L'universalità e la qualità del software open source di Sun sono ormai
note e hanno creato una comunità composta da centinaia di milioni di
utenti in tutto il mondo. L'evoluzione del cloud di Sun e dei servizi
correlati (dallo storage remoto all'esecuzione remota) ci consentirà di
ampliare il nostro mercato e il valore che offriamo ai clienti… anche
in tempi di crisi economica (anzi, forse proprio per questo ancora più
rapidamente). Le soluzioni di cloud computing sono interessanti per
studenti, aziende startup e clienti Fortune 500. Se siete interessati a
Sun Cloud, visitate il sito Web sun.com/cloud.
"The Network is The Computer" è da sempre una delle affermazioni più efficaci per descrivere il futuro della tecnologia che creiamo. Per la prima volta, ci aspettiamo di trasformare questa visione in un modello di business, investendo nel software gratuito per far crescere il nostro mercato e utilizzare la rete per incrementare il valore che offriamo… a un mercato e una comunità di partner molto più grande di Sun.
Inoltre, nel rapporto tra adozione della tecnologia e opportunità commerciali, vediamo possibilità praticamente infinite, misurate solo dalla portata dell'adozione che saremo in grado di realizzare in un mondo dove la larghezza di banda ha la stessa importanza dell'elettricità… e l'adozione di soluzioni software gratuite continua a crescere.

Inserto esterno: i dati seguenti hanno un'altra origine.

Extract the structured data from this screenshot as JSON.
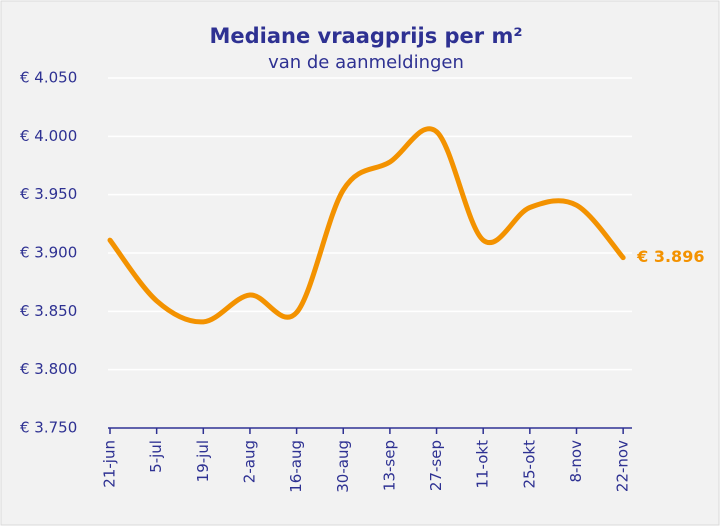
{
  "chart_data": {
    "type": "line",
    "title": "Mediane vraagprijs per m²",
    "subtitle": "van de aanmeldingen",
    "categories": [
      "21-jun",
      "5-jul",
      "19-jul",
      "2-aug",
      "16-aug",
      "30-aug",
      "13-sep",
      "27-sep",
      "11-okt",
      "25-okt",
      "8-nov",
      "22-nov"
    ],
    "series": [
      {
        "name": "Mediane vraagprijs per m²",
        "color": "#f39200",
        "values": [
          3911,
          3859,
          3841,
          3864,
          3849,
          3954,
          3978,
          4004,
          3911,
          3939,
          3941,
          3896
        ],
        "value_labels": [
          null,
          null,
          null,
          null,
          null,
          null,
          null,
          null,
          null,
          null,
          null,
          "€ 3.896"
        ]
      }
    ],
    "ylim": [
      3750,
      4050
    ],
    "yticks": [
      {
        "value": 3750,
        "label": "€ 3.750"
      },
      {
        "value": 3800,
        "label": "€ 3.800"
      },
      {
        "value": 3850,
        "label": "€ 3.850"
      },
      {
        "value": 3900,
        "label": "€ 3.900"
      },
      {
        "value": 3950,
        "label": "€ 3.950"
      },
      {
        "value": 4000,
        "label": "€ 4.000"
      },
      {
        "value": 4050,
        "label": "€ 4.050"
      }
    ],
    "grid": true,
    "smooth": true
  }
}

Questo è l'ultimo di una serie di post su Sun e sui suoi piani per il futuro. Mi auguro che i miei interventi vi siano stati utili. Proponiamo un modello di business molto semplice e ci impegniamo per realizzare tre obiettivi fondamentali. In primo luogo, portare il software gratuito in tutto il mondo, perché è utile per il pianeta e per l'innovazione… ed è un'ottima cosa anche per noi. Secondo, offrire le tecnologie più “avvincenti” del mercato al fine di conquistare nuovi sviluppatori.. E infine, per mettere a frutto queste risorse nella creazione di opportunità all'interno del cloud, per i nostri clienti, i partner e per Sun.
Vi ringrazio per il tempo e l'attenzione che mi avete dedicato e vi do appuntamento al prossimo blog.